The dry ones can be achieved by natural, old-fashioned, or artificially dried, in tray evaporators that dry them in hours.

To avoid fermentation, there are also several alternatives: the oldest one, which they still use in small farms, is to immerse them first in salt water.

The other is to do it in a caustic soda solution. Many producers also fumigate them with sulphurous anhydride, a preservative that gives them a more uniform tone.

Their presentations in the market are increasingly numerous, although some are difficult to find. The most classic and consumed is the whole dried fig natural. A variant is floured, somewhat cheaper.


Many people confuse brevas with figs, two similar fruits but that bear differences.

The figs ripen from the end of July until November, although the best season is at the end of summer. Brevas are figs that fail to ripen in autumn. They stay all winter in the tree like little buttons and in spring they complete their maturation. They are harvested in May and June.

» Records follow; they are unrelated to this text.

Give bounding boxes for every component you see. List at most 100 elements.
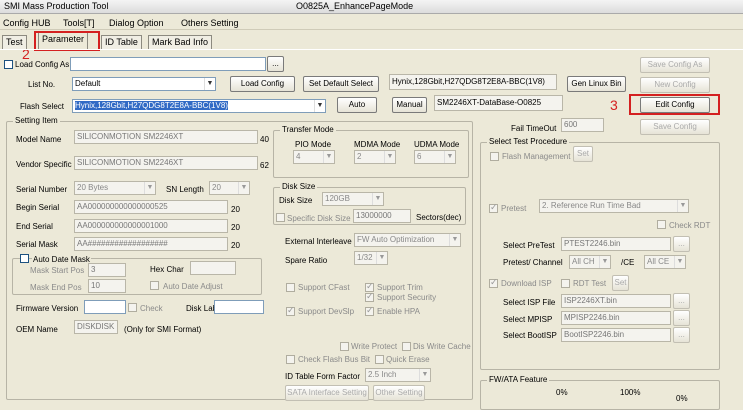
serial-number-select[interactable]: 20 Bytes ▼ xyxy=(74,181,156,195)
select-isp-file-input[interactable]: ISP2246XT.bin xyxy=(561,294,671,308)
load-config-browse-button[interactable]: ... xyxy=(267,56,284,72)
disk-label-input[interactable] xyxy=(214,300,264,314)
load-config-button[interactable]: Load Config xyxy=(230,76,295,92)
sn-length-select[interactable]: 20 ▼ xyxy=(209,181,250,195)
udma-mode-select[interactable]: 6 ▼ xyxy=(414,150,456,164)
support-security-label: Support Security xyxy=(377,293,437,302)
tab-mark-bad-info[interactable]: Mark Bad Info xyxy=(148,35,213,49)
select-pretest-label: Select PreTest xyxy=(503,241,555,250)
id-table-form-factor-select[interactable]: 2.5 Inch ▼ xyxy=(365,368,431,382)
mdma-mode-select[interactable]: 2 ▼ xyxy=(354,150,396,164)
hex-char-label: Hex Char xyxy=(150,265,184,274)
pretest-value: 2. Reference Run Time Bad xyxy=(542,201,641,210)
load-config-as-path[interactable] xyxy=(70,57,266,71)
udma-mode-label: UDMA Mode xyxy=(414,140,460,149)
auto-date-mask-checkbox[interactable] xyxy=(20,254,29,263)
id-table-form-factor-label: ID Table Form Factor xyxy=(285,372,360,381)
fail-timeout-label: Fail TimeOut xyxy=(511,124,557,133)
external-interleave-select[interactable]: FW Auto Optimization ▼ xyxy=(354,233,461,247)
pio-mode-value: 4 xyxy=(296,152,301,161)
pretest-select[interactable]: 2. Reference Run Time Bad ▼ xyxy=(539,199,689,213)
gen-linux-bin-button[interactable]: Gen Linux Bin xyxy=(567,76,626,92)
model-name-length: 40 xyxy=(260,135,269,144)
sata-interface-setting-button[interactable]: SATA Interface Setting xyxy=(285,385,369,401)
list-no-select[interactable]: Default ▼ xyxy=(72,77,216,91)
auto-date-adjust-label: Auto Date Adjust xyxy=(163,282,223,291)
auto-button[interactable]: Auto xyxy=(337,97,377,113)
spare-ratio-select[interactable]: 1/32 ▼ xyxy=(354,251,388,265)
select-isp-file-label: Select ISP File xyxy=(503,298,556,307)
support-devslp-checkbox[interactable] xyxy=(286,305,295,316)
flash-select-dropdown[interactable]: Hynix,128Gbit,H27QDG8T2E8A-BBC(1V8) ▼ xyxy=(72,99,326,113)
chevron-down-icon: ▼ xyxy=(599,256,610,268)
load-config-as-checkbox[interactable] xyxy=(4,60,13,69)
select-bootisp-browse-button[interactable]: ... xyxy=(673,327,690,343)
fail-timeout-input[interactable]: 600 xyxy=(561,118,604,132)
hex-char-input[interactable] xyxy=(190,261,236,275)
support-cfast-checkbox[interactable] xyxy=(286,283,295,292)
flash-management-checkbox[interactable] xyxy=(490,152,499,161)
manual-button[interactable]: Manual xyxy=(392,97,427,113)
chevron-down-icon: ▼ xyxy=(384,151,395,163)
setting-item-title: Setting Item xyxy=(13,116,60,125)
select-pretest-input[interactable]: PTEST2246.bin xyxy=(561,237,671,251)
specific-disk-size-input[interactable]: 13000000 xyxy=(353,209,411,223)
check-checkbox[interactable] xyxy=(128,303,137,312)
menu-config-hub[interactable]: Config HUB xyxy=(3,18,51,28)
begin-serial-input[interactable]: AA000000000000000525 xyxy=(74,200,228,214)
tab-id-table[interactable]: ID Table xyxy=(101,35,142,49)
ce-select[interactable]: All CE ▼ xyxy=(644,255,686,269)
quick-erase-checkbox[interactable] xyxy=(375,355,384,364)
enable-hpa-checkbox[interactable] xyxy=(365,305,374,316)
annotation-3: 3 xyxy=(610,97,618,113)
vendor-specific-label: Vendor Specific xyxy=(16,160,72,169)
select-pretest-browse-button[interactable]: ... xyxy=(673,236,690,252)
dis-write-cache-checkbox[interactable] xyxy=(402,342,411,351)
pretest-checkbox[interactable] xyxy=(489,202,498,213)
check-rdt-checkbox[interactable] xyxy=(657,220,666,229)
mask-start-pos-input[interactable]: 3 xyxy=(88,263,126,277)
menu-tools[interactable]: Tools[T] xyxy=(63,18,95,28)
save-config-button[interactable]: Save Config xyxy=(640,119,710,135)
menu-others-setting[interactable]: Others Setting xyxy=(181,18,239,28)
pio-mode-select[interactable]: 4 ▼ xyxy=(293,150,335,164)
load-config-as-label: Load Config As xyxy=(15,60,70,69)
select-bootisp-input[interactable]: BootISP2246.bin xyxy=(561,328,671,342)
write-protect-checkbox[interactable] xyxy=(340,342,349,351)
check-flash-bus-bit-checkbox[interactable] xyxy=(286,355,295,364)
save-config-as-button[interactable]: Save Config As xyxy=(640,57,710,73)
check-flash-bus-bit-label: Check Flash Bus Bit xyxy=(298,355,371,364)
chevron-down-icon: ▼ xyxy=(449,234,460,246)
oem-name-input[interactable]: DISKDISK xyxy=(74,320,118,334)
pretest-label: Pretest xyxy=(501,204,527,213)
channel-select[interactable]: All CH ▼ xyxy=(569,255,611,269)
mask-end-pos-input[interactable]: 10 xyxy=(88,279,126,293)
vendor-specific-input[interactable]: SILICONMOTION SM2246XT xyxy=(74,156,258,170)
chevron-down-icon: ▼ xyxy=(238,182,249,194)
firmware-version-input[interactable] xyxy=(84,300,126,314)
flash-management-set-button[interactable]: Set xyxy=(573,146,593,162)
fw-ata-0-percent-b: 0% xyxy=(676,394,688,403)
chevron-down-icon: ▼ xyxy=(323,151,334,163)
model-name-input[interactable]: SILICONMOTION SM2246XT xyxy=(74,130,258,144)
menu-dialog-option[interactable]: Dialog Option xyxy=(109,18,164,28)
other-setting-button[interactable]: Other Setting xyxy=(373,385,425,401)
download-isp-checkbox[interactable] xyxy=(489,277,498,288)
set-default-select-button[interactable]: Set Default Select xyxy=(303,76,379,92)
rdt-set-button[interactable]: Set xyxy=(612,275,629,291)
new-config-button[interactable]: New Config xyxy=(640,77,710,93)
support-security-checkbox[interactable] xyxy=(365,291,374,302)
specific-disk-size-checkbox[interactable] xyxy=(276,213,285,222)
select-mpisp-label: Select MPISP xyxy=(503,315,553,324)
check-label: Check xyxy=(140,304,163,313)
flash-info-display: Hynix,128Gbit,H27QDG8T2E8A-BBC(1V8) xyxy=(389,74,557,90)
disk-size-select[interactable]: 120GB ▼ xyxy=(322,192,384,206)
rdt-test-checkbox[interactable] xyxy=(561,279,570,288)
list-no-value: Default xyxy=(75,79,101,88)
end-serial-input[interactable]: AA000000000000001000 xyxy=(74,219,228,233)
select-mpisp-input[interactable]: MPISP2246.bin xyxy=(561,311,671,325)
select-mpisp-browse-button[interactable]: ... xyxy=(673,310,690,326)
auto-date-adjust-checkbox[interactable] xyxy=(150,281,159,290)
serial-mask-input[interactable]: AA################## xyxy=(74,237,228,251)
select-isp-browse-button[interactable]: ... xyxy=(673,293,690,309)
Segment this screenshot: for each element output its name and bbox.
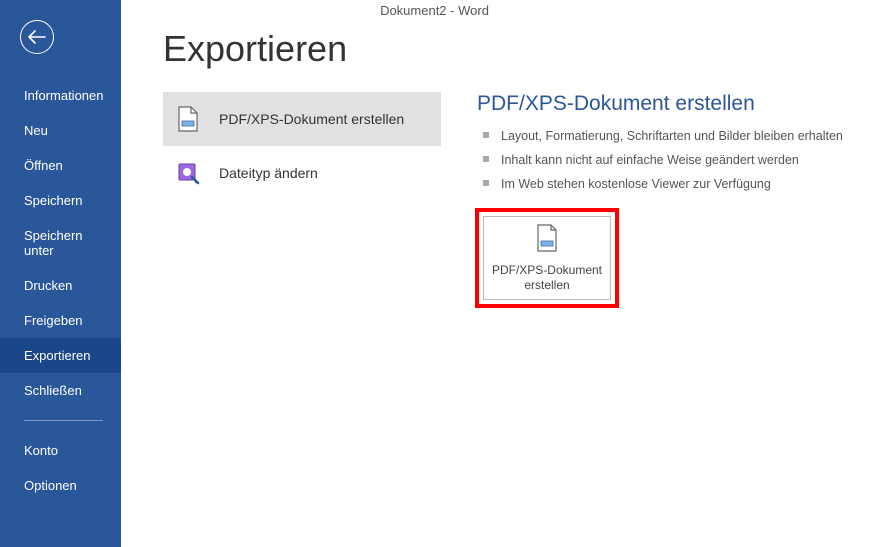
export-option-pdf-xps[interactable]: PDF/XPS-Dokument erstellen	[163, 92, 441, 146]
export-columns: PDF/XPS-Dokument erstellen Dateityp ände…	[163, 92, 869, 308]
page-title: Exportieren	[163, 28, 869, 70]
pdf-document-icon	[535, 224, 559, 257]
change-filetype-icon	[175, 160, 201, 186]
detail-bullet: Layout, Formatierung, Schriftarten und B…	[477, 124, 869, 148]
nav-oeffnen[interactable]: Öffnen	[0, 148, 121, 183]
nav-konto[interactable]: Konto	[0, 433, 121, 468]
option-label: PDF/XPS-Dokument erstellen	[219, 111, 404, 127]
detail-bullet: Im Web stehen kostenlose Viewer zur Verf…	[477, 172, 869, 196]
nav-informationen[interactable]: Informationen	[0, 78, 121, 113]
nav-label: Öffnen	[24, 158, 63, 173]
nav-label: Optionen	[24, 478, 77, 493]
highlight-annotation: PDF/XPS-Dokument erstellen	[475, 208, 619, 308]
backstage-sidebar: Informationen Neu Öffnen Speichern Speic…	[0, 0, 121, 547]
nav-label: Freigeben	[24, 313, 83, 328]
nav-drucken[interactable]: Drucken	[0, 268, 121, 303]
pdf-document-icon	[175, 106, 201, 132]
nav-freigeben[interactable]: Freigeben	[0, 303, 121, 338]
detail-bullets: Layout, Formatierung, Schriftarten und B…	[477, 124, 869, 196]
nav-exportieren[interactable]: Exportieren	[0, 338, 121, 373]
create-button-label: PDF/XPS-Dokument erstellen	[484, 263, 610, 293]
nav-speichern[interactable]: Speichern	[0, 183, 121, 218]
nav-label: Speichern	[24, 193, 83, 208]
option-label: Dateityp ändern	[219, 165, 318, 181]
detail-bullet: Inhalt kann nicht auf einfache Weise geä…	[477, 148, 869, 172]
export-options-list: PDF/XPS-Dokument erstellen Dateityp ände…	[163, 92, 441, 308]
nav-optionen[interactable]: Optionen	[0, 468, 121, 503]
export-detail-pane: PDF/XPS-Dokument erstellen Layout, Forma…	[477, 92, 869, 308]
nav-label: Konto	[24, 443, 58, 458]
nav-speichern-unter[interactable]: Speichern unter	[0, 218, 121, 268]
nav-label: Informationen	[24, 88, 104, 103]
nav-neu[interactable]: Neu	[0, 113, 121, 148]
nav-label: Exportieren	[24, 348, 90, 363]
main-content: Exportieren PDF/XPS-Dokument erstellen	[121, 0, 869, 547]
export-option-change-type[interactable]: Dateityp ändern	[163, 146, 441, 200]
detail-title: PDF/XPS-Dokument erstellen	[477, 92, 869, 116]
nav-label: Speichern unter	[24, 228, 83, 258]
nav-label: Drucken	[24, 278, 72, 293]
nav-label: Neu	[24, 123, 48, 138]
arrow-left-icon	[28, 30, 46, 44]
nav-schliessen[interactable]: Schließen	[0, 373, 121, 408]
nav-divider	[24, 420, 103, 421]
nav-label: Schließen	[24, 383, 82, 398]
create-pdf-xps-button[interactable]: PDF/XPS-Dokument erstellen	[483, 216, 611, 300]
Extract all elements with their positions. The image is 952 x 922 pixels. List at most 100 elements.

Among the varieties that only give figs stand out the Neck of the Lady and those of Fraga. Among those that give figs and brevas, the Bordisot or fig of the queen, the Burjasot, the Colar, the Franciscan or the Green Muscat are popular.

Commercially the most quoted varieties are brevas.


They usually taste very mature, with a wrinkled neck and a droplet of nectar in the apical hole, and once they reach that state they barely endure 2 or 3 days in the refrigerator.

They must give a little touch. If they are hard they may be green or, in the case of brevas, so dry that they will have no taste.

It is important not to hit them or pile them up so that they do not crush, and keep away every day those that begin to deteriorate.



Uses hot air to evaporate the water from the fruit, getting the lowest humidity at the best cost.


whole fruits

Our fruits ripen on the tree, are exported by air, and in a couple of days can be on the table of the consumer



Removes the water by freezing and sublimation –vacuum at 30ºC.


chopped fruit

The fastest way to reach results is to monitor the progress you make.



Transforms the fruit into pulp whitch is easily rehydrated.



Fruits are recognized at their optimum ripeness, just when they are tastier and more nutritious. It can be washed, cut, packaged and frozen in just a few hours to get to the table at its best.